La secrétaire générale de La Cimade dénonce : les enfermements arbitraires, les violences et les mises à l’isolement répétées, un climat de stigmatisation grandissante, les expulsions illégales

Solidarite avec Mimmo Lucano

Source : Le Monde - Julia Pascual - 7/11/2019

C’est la 59e opération de mise à l’abri qui est organisée dans la capitale depuis 2015, et la plus importante depuis un an.

Il pleuvait à grosses gouttes quand a débuté, jeudi 7 novembre vers 6 heures, l’opération d’évacuation d’une partie des campements du nord-est de Paris. Quelque 3 000 personnes migrantes, en majorité des Afghans, des Erythréens et des Soudanais, y vivent depuis plusieurs mois, sous tente ou à même le sol.

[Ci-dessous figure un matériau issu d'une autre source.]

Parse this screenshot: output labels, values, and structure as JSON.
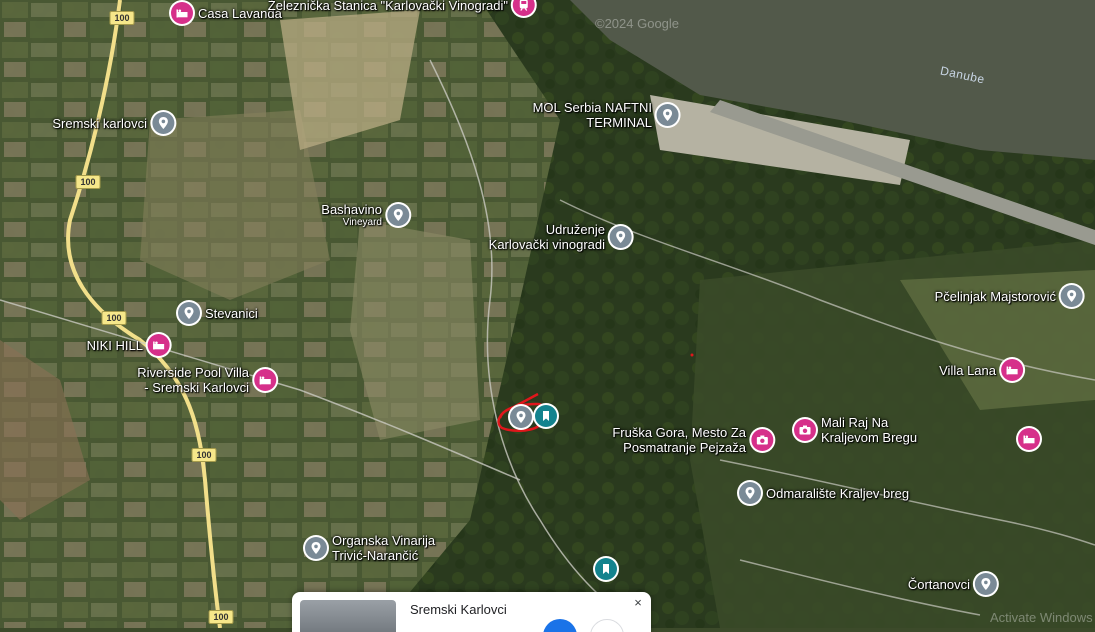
{
  "map": {
    "water_label": "Danube",
    "watermark": "©2024 Google",
    "activate_text": "Activate Windows",
    "route_badge": "100"
  },
  "places": [
    {
      "id": "casa-lavanda",
      "label": "Casa Lavanda",
      "icon": "hotel-icon",
      "color": "pink"
    },
    {
      "id": "zeleznicka",
      "label": "Železnička Stanica \"Karlovački Vinogradi\"",
      "icon": "train-icon",
      "color": "pink"
    },
    {
      "id": "sremski-karlovci",
      "label": "Sremski karlovci",
      "icon": "pin-icon",
      "color": "grey"
    },
    {
      "id": "mol-serbia",
      "label": "MOL Serbia NAFTNI",
      "label2": "TERMINAL",
      "icon": "pin-icon",
      "color": "grey"
    },
    {
      "id": "bashavino",
      "label": "Bashavino",
      "label2": "Vineyard",
      "icon": "pin-icon",
      "color": "grey"
    },
    {
      "id": "udruzenje",
      "label": "Udruženje",
      "label2": "Karlovački vinogradi",
      "icon": "pin-icon",
      "color": "grey"
    },
    {
      "id": "stevanici",
      "label": "Stevanici",
      "icon": "pin-icon",
      "color": "grey"
    },
    {
      "id": "niki-hill",
      "label": "NIKI HILL",
      "icon": "hotel-icon",
      "color": "pink"
    },
    {
      "id": "riverside",
      "label": "Riverside Pool Villa",
      "label2": "- Sremski Karlovci",
      "icon": "hotel-icon",
      "color": "pink"
    },
    {
      "id": "pcelinjak",
      "label": "Pčelinjak Majstorović",
      "icon": "pin-icon",
      "color": "grey"
    },
    {
      "id": "villa-lana",
      "label": "Villa Lana",
      "icon": "hotel-icon",
      "color": "pink"
    },
    {
      "id": "mali-raj",
      "label": "Mali Raj Na",
      "label2": "Kraljevom Bregu",
      "icon": "camera-icon",
      "color": "pink"
    },
    {
      "id": "fruska-gora",
      "label": "Fruška Gora, Mesto Za",
      "label2": "Posmatranje Pejzaža",
      "icon": "camera-icon",
      "color": "pink"
    },
    {
      "id": "hotel-east",
      "label": "",
      "icon": "hotel-icon",
      "color": "pink"
    },
    {
      "id": "odmaraliste",
      "label": "Odmaralište Kraljev breg",
      "icon": "pin-icon",
      "color": "grey"
    },
    {
      "id": "organska",
      "label": "Organska Vinarija",
      "label2": "Trivić-Narančić",
      "icon": "pin-icon",
      "color": "grey"
    },
    {
      "id": "cortanovci",
      "label": "Čortanovci",
      "icon": "pin-icon",
      "color": "grey"
    },
    {
      "id": "bookmark-south",
      "label": "",
      "icon": "bookmark-icon",
      "color": "teal"
    },
    {
      "id": "bookmark-center",
      "label": "",
      "icon": "bookmark-icon",
      "color": "teal"
    },
    {
      "id": "selected-pin",
      "label": "",
      "icon": "pin-icon",
      "color": "grey"
    }
  ],
  "info_card": {
    "title": "Sremski Karlovci",
    "close": "×"
  },
  "colors": {
    "pin_grey": "#7a8a96",
    "pin_pink": "#d6308a",
    "pin_teal": "#13838e",
    "annotation": "#e0161b",
    "water": "#52594a",
    "road_major": "#f2df8a"
  }
}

Dans son arrêté d’évacuation des campements de la Porte de La Chapelle et de l’avenue Wilson (Saint-Denis), la Préfecture de police décrit des conditions abominables. Outre l’insécurité liée à la promiscuité et à la proximité du périphérique et de l’autoroute, les sites sont « jonchés de déchets et d’immondices, parcourus de rats et dégagent une odeur pestilentielle et nauséabonde d’urines et d’excréments ». En outre, « plusieurs centaines de personnes [sont] porteuses de pathologies respiratoires, gastriques, dermatologiques, ostéo-articulaires, ainsi que de séquelles de blessures et de traumatismes ». « La situation psychique, sanitaire et sociale des personnes était d’une indignité sans nom », corrobore Guillaume Schers, de France Terre d’asile.

C’est la 59e opération de mise à l’abri qui est organisée dans la capitale depuis 2015, et la plus importante depuis un an. L’exercice est rodé mais le préfet de police, Didier Lallement, a tenu à dire qu’une telle opération « n’avait jamais été faite ». « Je ne tolérerai plus d’installations (…) nous prendrons des mesures de police », a-t-il ajouté.

Le haut fonctionnaire avait entamé son propos en citant le premier ministre qui, mercredi, à l’occasion de la présentation de mesures gouvernementales sur l’immigration, avait dit vouloir « retrouver le contrôle de son immigration ». « C’est ce que je suis en train d’entreprendre », a souligné M. Lallement. Une autre opération de mise à l’abri devrait intervenir prochainement, Porte d’Aubervilliers.

Lire aussi Quotas, lutte contre la fraude, restriction des soins : les annonces du gouvernement sur l’immigration

Le propos volontariste de M. Lallement n’a pas emporté la conviction de la maire socialiste de la ville, Anne Hidalgo, présente sur place. « A chaque fois, on nous a dit que ça ne se reproduirait plus, rappelle-t-elle. Même si on travaille en confiance, je suis vigilante. » Depuis le mois de mars, l’élue se déplace chaque semaine sur les campements pour exiger de l’Etat qu’il mette à l’abri les personnes de façon conséquente.

« La situation se reproduira car il y a depuis trois ans un décalage entre les mises à l’abri et les arrivées, selon la Mairie de Paris. Il arrive en moyenne chaque semaine 70 à 80 personnes de plus que celles qui sont mises à l’abri, donc les campements augmentent mécaniquement. »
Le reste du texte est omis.